Cuando en el ámbito público las discrepancias son tratadas como oposiciones absolutas, negándonos a tomar en cuenta o por lo menos a atender las razones del otro, a darle tiempo a las cosas, estamos conduciendo las controversias a oposiciones extremas.
Eso suele suceder cuando en cualquier diferendo público alguna postura se fundamenta en absolutos morales, percibiendo al contradictor como si su punto de vista constituyera una amenaza radical a nuestra existencia o a valores sin los cuales no concebimos que valga la pena vivir.
La mayoría de la gente suele ser más pragmática. “Puedo vivir con eso”, es la actitud con la que muchos de nosotros -diría que una mayoría- acomodamos nuestra subjetividad ante el contraste con situaciones o hechos que en principio podrían habernos alarmado. Esto sucede porque en realidad los valores trascendentes a los que nos apegamos constituyen un ideal.
Pero en el trajinar de resolver cada día las situaciones más perentorias, tenemos que encontrar el modo de seguir avanzando, de no detenernos, porque lo que urge es lo cotidiano.
En el debate público conviene tener presentes esas condiciones y actitudes mediadoras que parecen ser la tendencia predominante en las sociedades. La gente suele guiarse por una psicología más transaccional y práctica.
La mayoría de los conflictos no son sustanciales, sino instrumentales: se participa en ellos porque algún malestar nos mueve, pero lo que buscamos es obtener algún nivel de satisfacción con respecto a algo que no siempre es lo que se enarbola en el conflicto.

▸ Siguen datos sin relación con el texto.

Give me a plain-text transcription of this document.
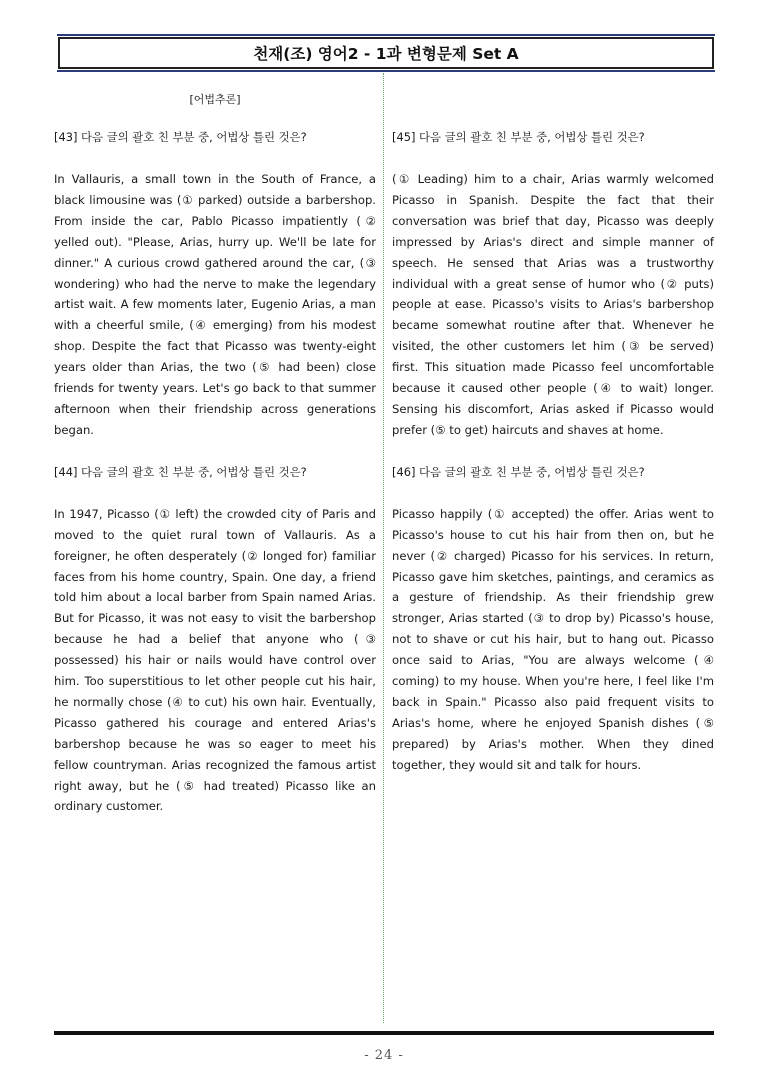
천재(조) 영어2 - 1과 변형문제 Set A
[어법추론]
[43] 다음 글의 괄호 친 부분 중, 어법상 틀린 것은?

In Vallauris, a small town in the South of France, a black limousine was (① parked) outside a barbershop. From inside the car, Pablo Picasso impatiently (② yelled out). "Please, Arias, hurry up. We'll be late for dinner." A curious crowd gathered around the car, (③ wondering) who had the nerve to make the legendary artist wait. A few moments later, Eugenio Arias, a man with a cheerful smile, (④ emerging) from his modest shop. Despite the fact that Picasso was twenty-eight years older than Arias, the two (⑤ had been) close friends for twenty years. Let's go back to that summer afternoon when their friendship across generations began.

[44] 다음 글의 괄호 친 부분 중, 어법상 틀린 것은?

In 1947, Picasso (① left) the crowded city of Paris and moved to the quiet rural town of Vallauris. As a foreigner, he often desperately (② longed for) familiar faces from his home country, Spain. One day, a friend told him about a local barber from Spain named Arias. But for Picasso, it was not easy to visit the barbershop because he had a belief that anyone who (③ possessed) his hair or nails would have control over him. Too superstitious to let other people cut his hair, he normally chose (④ to cut) his own hair. Eventually, Picasso gathered his courage and entered Arias's barbershop because he was so eager to meet his fellow countryman. Arias recognized the famous artist right away, but he (⑤ had treated) Picasso like an ordinary customer.

[45] 다음 글의 괄호 친 부분 중, 어법상 틀린 것은?

(① Leading) him to a chair, Arias warmly welcomed Picasso in Spanish. Despite the fact that their conversation was brief that day, Picasso was deeply impressed by Arias's direct and simple manner of speech. He sensed that Arias was a trustworthy individual with a great sense of humor who (② puts) people at ease. Picasso's visits to Arias's barbershop became somewhat routine after that. Whenever he visited, the other customers let him (③ be served) first. This situation made Picasso feel uncomfortable because it caused other people (④ to wait) longer. Sensing his discomfort, Arias asked if Picasso would prefer (⑤ to get) haircuts and shaves at home.

[46] 다음 글의 괄호 친 부분 중, 어법상 틀린 것은?

Picasso happily (① accepted) the offer. Arias went to Picasso's house to cut his hair from then on, but he never (② charged) Picasso for his services. In return, Picasso gave him sketches, paintings, and ceramics as a gesture of friendship. As their friendship grew stronger, Arias started (③ to drop by) Picasso's house, not to shave or cut his hair, but to hang out. Picasso once said to Arias, "You are always welcome (④ coming) to my house. When you're here, I feel like I'm back in Spain." Picasso also paid frequent visits to Arias's home, where he enjoyed Spanish dishes (⑤ prepared) by Arias's mother. When they dined together, they would sit and talk for hours.

- 24 -
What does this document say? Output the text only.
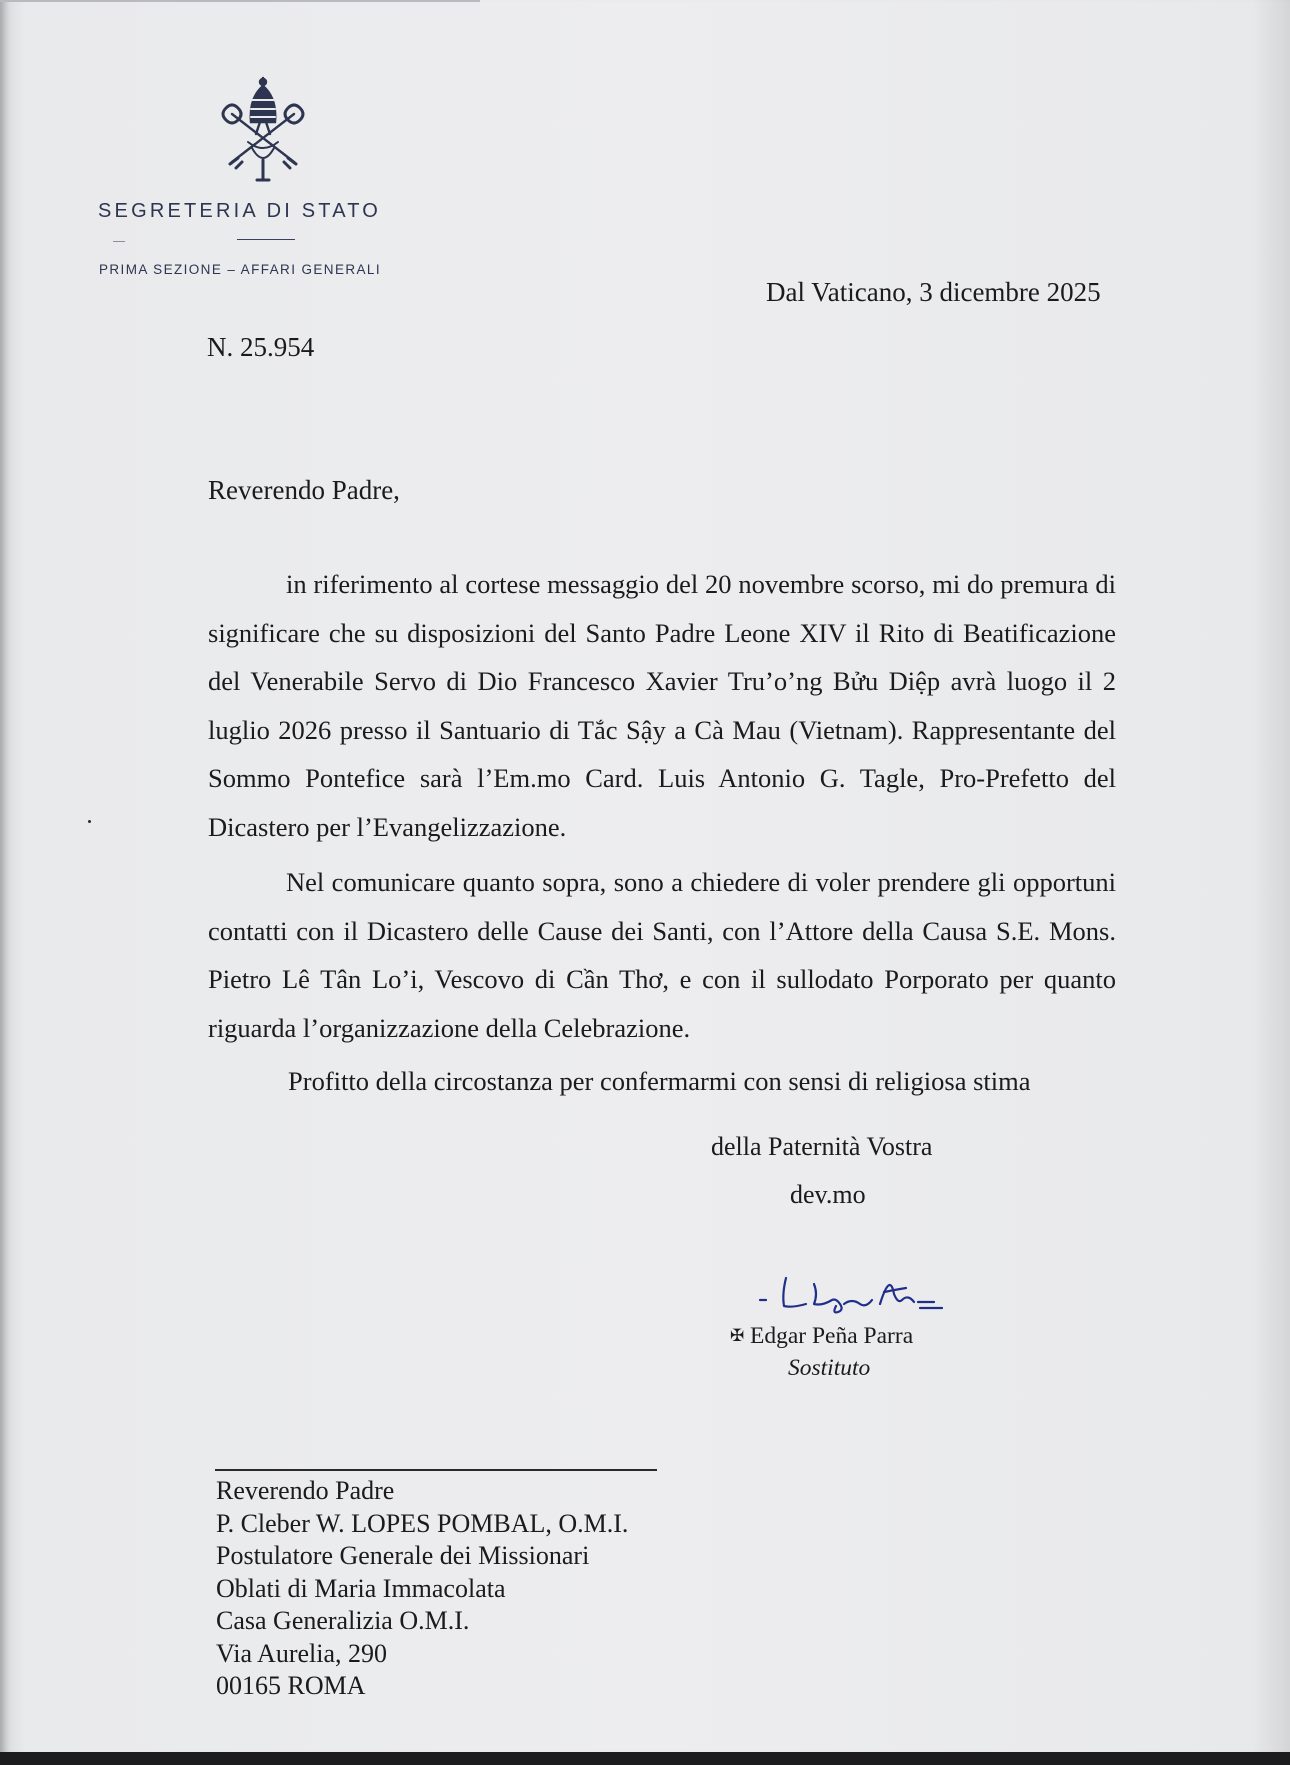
SEGRETERIA DI STATO
PRIMA SEZIONE – AFFARI GENERALI
Dal Vaticano, 3 dicembre 2025
N. 25.954
Reverendo Padre,

in riferimento al cortese messaggio del 20 novembre scorso, mi do premura di significare che su disposizioni del Santo Padre Leone XIV il Rito di Beatificazione del Venerabile Servo di Dio Francesco Xavier Tru’o’ng Bửu Diệp avrà luogo il 2 luglio 2026 presso il Santuario di Tắc Sậy a Cà Mau (Vietnam). Rappresentante del Sommo Pontefice sarà l’Em.mo Card. Luis Antonio G. Tagle, Pro-Prefetto del Dicastero per l’Evangelizzazione.

Nel comunicare quanto sopra, sono a chiedere di voler prendere gli opportuni contatti con il Dicastero delle Cause dei Santi, con l’Attore della Causa S.E. Mons. Pietro Lê Tân Lo’i, Vescovo di Cần Thơ, e con il sullodato Porporato per quanto riguarda l’organizzazione della Celebrazione.

Profitto della circostanza per confermarmi con sensi di religiosa stima
della Paternità Vostra
dev.mo
✠ Edgar Peña Parra
Sostituto
Reverendo Padre
P. Cleber W. LOPES POMBAL, O.M.I.
Postulatore Generale dei Missionari
Oblati di Maria Immacolata
Casa Generalizia O.M.I.
Via Aurelia, 290
00165 ROMA
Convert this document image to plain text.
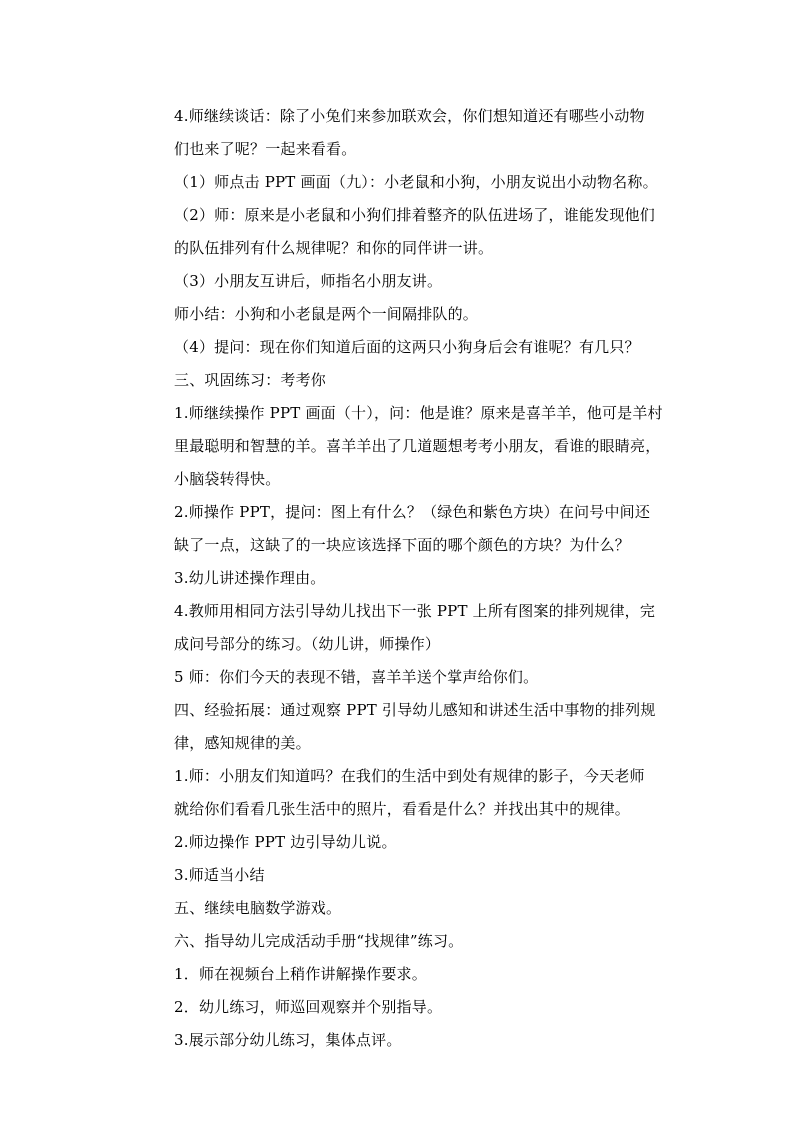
4.师继续谈话：除了小兔们来参加联欢会，你们想知道还有哪些小动物

们也来了呢？一起来看看。

（1）师点击 PPT 画面（九）：小老鼠和小狗，小朋友说出小动物名称。

（2）师：原来是小老鼠和小狗们排着整齐的队伍进场了，谁能发现他们

的队伍排列有什么规律呢？和你的同伴讲一讲。

（3）小朋友互讲后，师指名小朋友讲。

师小结：小狗和小老鼠是两个一间隔排队的。

（4）提问：现在你们知道后面的这两只小狗身后会有谁呢？有几只？

三、巩固练习：考考你

1.师继续操作 PPT 画面（十），问：他是谁？原来是喜羊羊，他可是羊村

里最聪明和智慧的羊。喜羊羊出了几道题想考考小朋友，看谁的眼睛亮，

小脑袋转得快。

2.师操作 PPT，提问：图上有什么？（绿色和紫色方块）在问号中间还

缺了一点，这缺了的一块应该选择下面的哪个颜色的方块？为什么？

3.幼儿讲述操作理由。

4.教师用相同方法引导幼儿找出下一张 PPT 上所有图案的排列规律，完

成问号部分的练习。（幼儿讲，师操作）

5 师：你们今天的表现不错，喜羊羊送个掌声给你们。

四、经验拓展：通过观察 PPT 引导幼儿感知和讲述生活中事物的排列规

律，感知规律的美。

1.师：小朋友们知道吗？在我们的生活中到处有规律的影子，今天老师

就给你们看看几张生活中的照片，看看是什么？并找出其中的规律。

2.师边操作 PPT 边引导幼儿说。

3.师适当小结

五、继续电脑数学游戏。

六、指导幼儿完成活动手册“找规律”练习。

1．师在视频台上稍作讲解操作要求。

2．幼儿练习，师巡回观察并个别指导。

3.展示部分幼儿练习，集体点评。
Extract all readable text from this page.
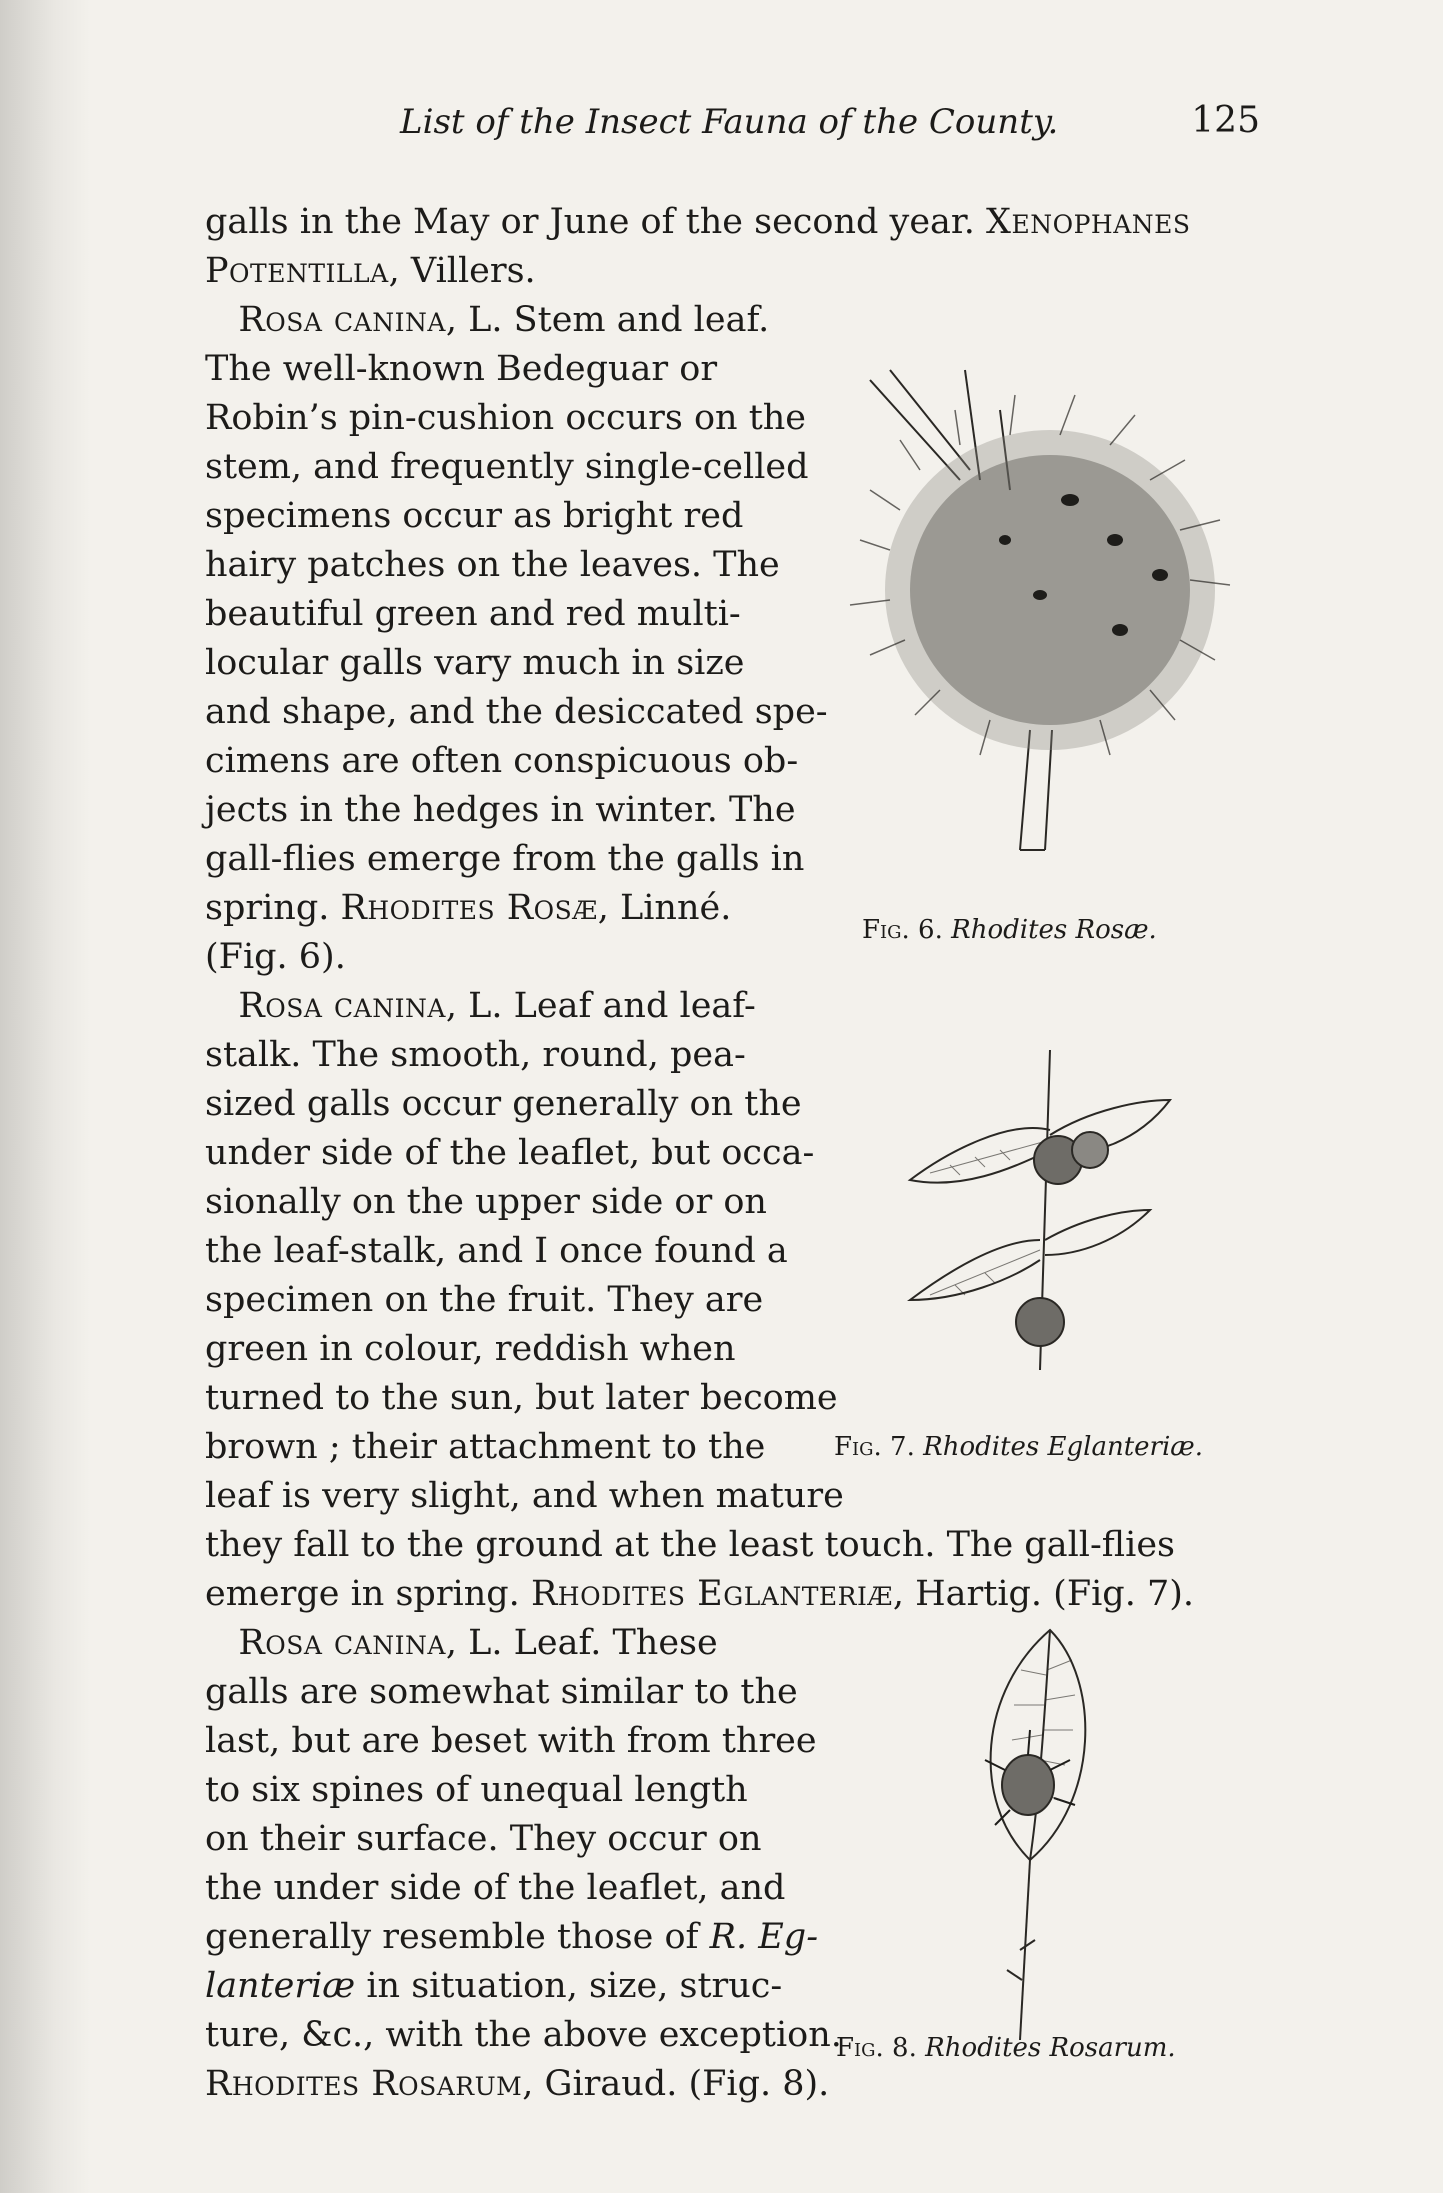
List of the Insect Fauna of the County.	125
galls in the May or June of the second year. Xenophanes
Potentilla, Villers.
Rosa canina, L. Stem and leaf.
The well-known Bedeguar or
Robin’s pin-cushion occurs on the
stem, and frequently single-celled
specimens occur as bright red
hairy patches on the leaves. The
beautiful green and red multi-
locular galls vary much in size
and shape, and the desiccated spe-
cimens are often conspicuous ob-
jects in the hedges in winter. The
gall-flies emerge from the galls in
spring. Rhodites Rosæ, Linné.
(Fig. 6).
Rosa canina, L. Leaf and leaf-
stalk. The smooth, round, pea-
sized galls occur generally on the
under side of the leaflet, but occa-
sionally on the upper side or on
the leaf-stalk, and I once found a
specimen on the fruit. They are
green in colour, reddish when
turned to the sun, but later become
brown ; their attachment to the
leaf is very slight, and when mature
they fall to the ground at the least touch. The gall-flies
emerge in spring. Rhodites Eglanteriæ, Hartig. (Fig. 7).
Rosa canina, L. Leaf. These
galls are somewhat similar to the
last, but are beset with from three
to six spines of unequal length
on their surface. They occur on
the under side of the leaflet, and
generally resemble those of R. Eg-
lanteriæ in situation, size, struc-
ture, &c., with the above exception.
Rhodites Rosarum, Giraud. (Fig. 8).
Fig. 6. Rhodites Rosæ.
Fig. 7. Rhodites Eglanteriæ.
Fig. 8. Rhodites Rosarum.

No acentuemos la confrontación entre valores o posiciones absolutas: no es una buena estrategia en el manejo de la conflictualidad social, porque conduce a posturas extremas y éstas generalmente provocan un estado de ánimo social dominado por la crispación, la exaltación del ánimo, que no conduce a soluciones, sino que multiplica y profundiza los conflictos.